Intriguing. I would say it is technically possible but practicably impossible. I have tried using LTX desktop with a 16Gb Nvidia GPU. You start with an image, give the model a prompt and it generates a video from that point. For 1080p the max length is 5 seconds.
For my test, I started with this image.
and prompted for the man to slap her arse a couple of times whilst continuing to **** her.
Problem 1 - the model pretty quickly deleted the gentleman's ding dong, rendering him incapable of any further action.
A further problem is that the original image does not contain the mans face, so it is hallucinated...
I guess what this means in practical terms is that every 5 second snippet will have to contain pretty clear images of the participants faces.
On a side note, it is VERY difficult (if not impossible) to get the model to follow the prompt. In the example aboce, he did not once slap her arse.
I have also been working on this image ...

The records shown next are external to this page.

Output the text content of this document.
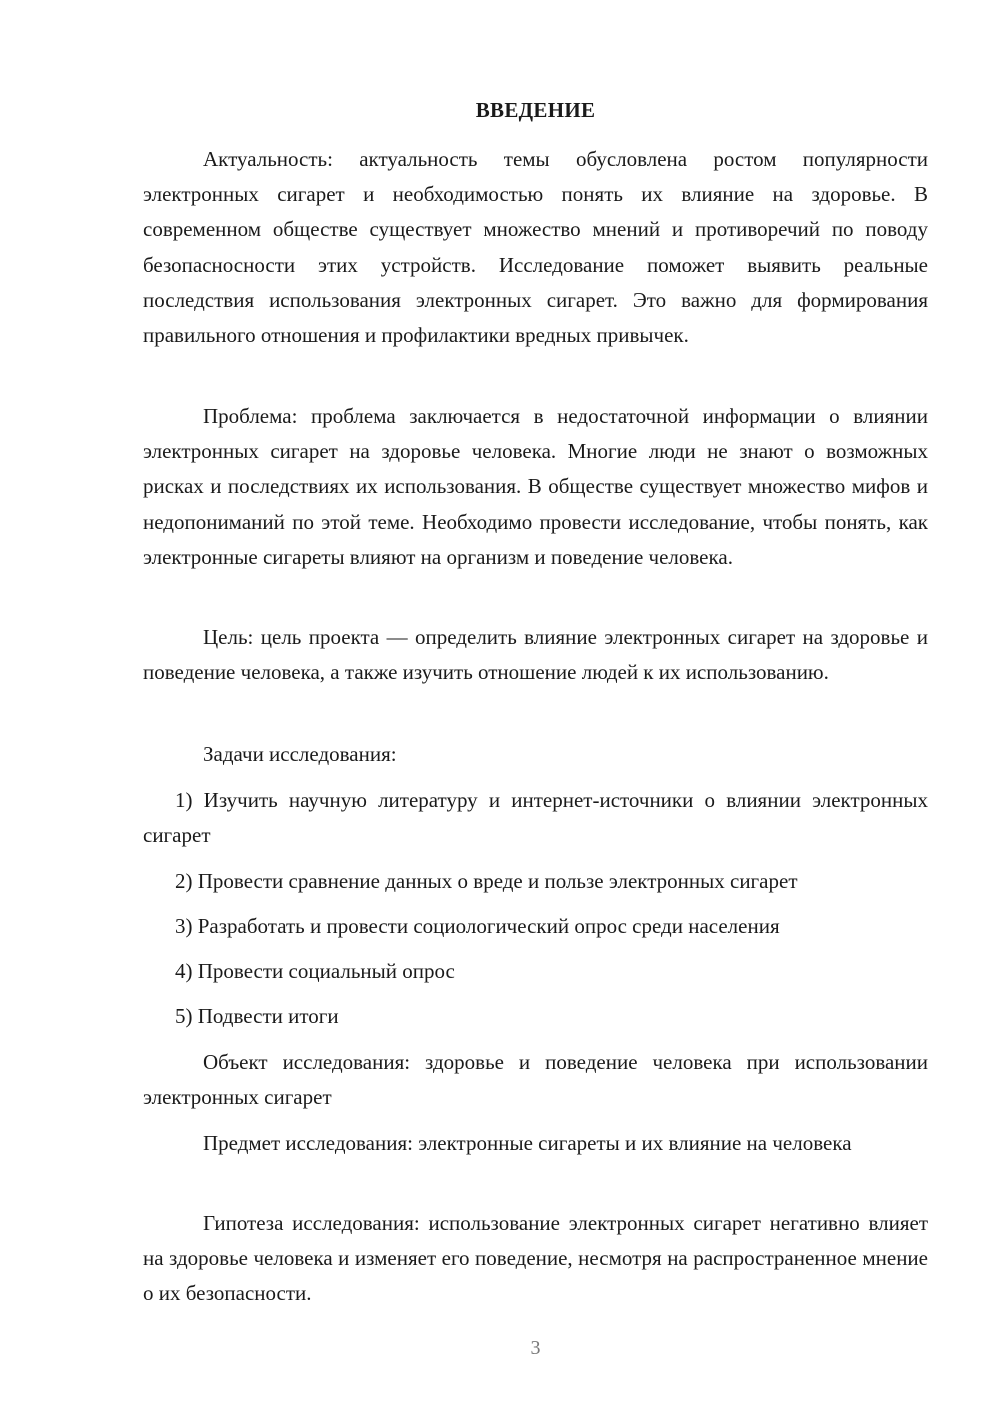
ВВЕДЕНИЕ

Актуальность: актуальность темы обусловлена ростом популярности электронных сигарет и необходимостью понять их влияние на здоровье. В современном обществе существует множество мнений и противоречий по поводу безопасносности этих устройств. Исследование поможет выявить реальные последствия использования электронных сигарет. Это важно для формирования правильного отношения и профилактики вредных привычек.

Проблема: проблема заключается в недостаточной информации о влиянии электронных сигарет на здоровье человека. Многие люди не знают о возможных рисках и последствиях их использования. В обществе существует множество мифов и недопониманий по этой теме. Необходимо провести исследование, чтобы понять, как электронные сигареты влияют на организм и поведение человека.

Цель: цель проекта — определить влияние электронных сигарет на здоровье и поведение человека, а также изучить отношение людей к их использованию.

Задачи исследования:

1) Изучить научную литературу и интернет-источники о влиянии электронных сигарет

2) Провести сравнение данных о вреде и пользе электронных сигарет

3) Разработать и провести социологический опрос среди населения

4) Провести социальный опрос

5) Подвести итоги

Объект исследования: здоровье и поведение человека при использовании электронных сигарет

Предмет исследования: электронные сигареты и их влияние на человека

Гипотеза исследования: использование электронных сигарет негативно влияет на здоровье человека и изменяет его поведение, несмотря на распространенное мнение о их безопасности.

3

trying to get the man to grab the womans right ankle. I have tried about 20+ prompts so far with no success. At low resolutions clip generation takes about 20-30 seconds. If you get a good result and want to improve the resolution you need to use another tool as it is apparently impossible to get LTX to generate exactly the same video even with the same source and the same prompt.
Basically the statistical bias of the training data will outweigh the prompt almost every time. Because the model has not been trained on a man grabbing a womans ankle, all instructions fail. Instead, disappointingly, there is a lot of unprompted neck grabbing.
Overall the short term future does not offer much promise.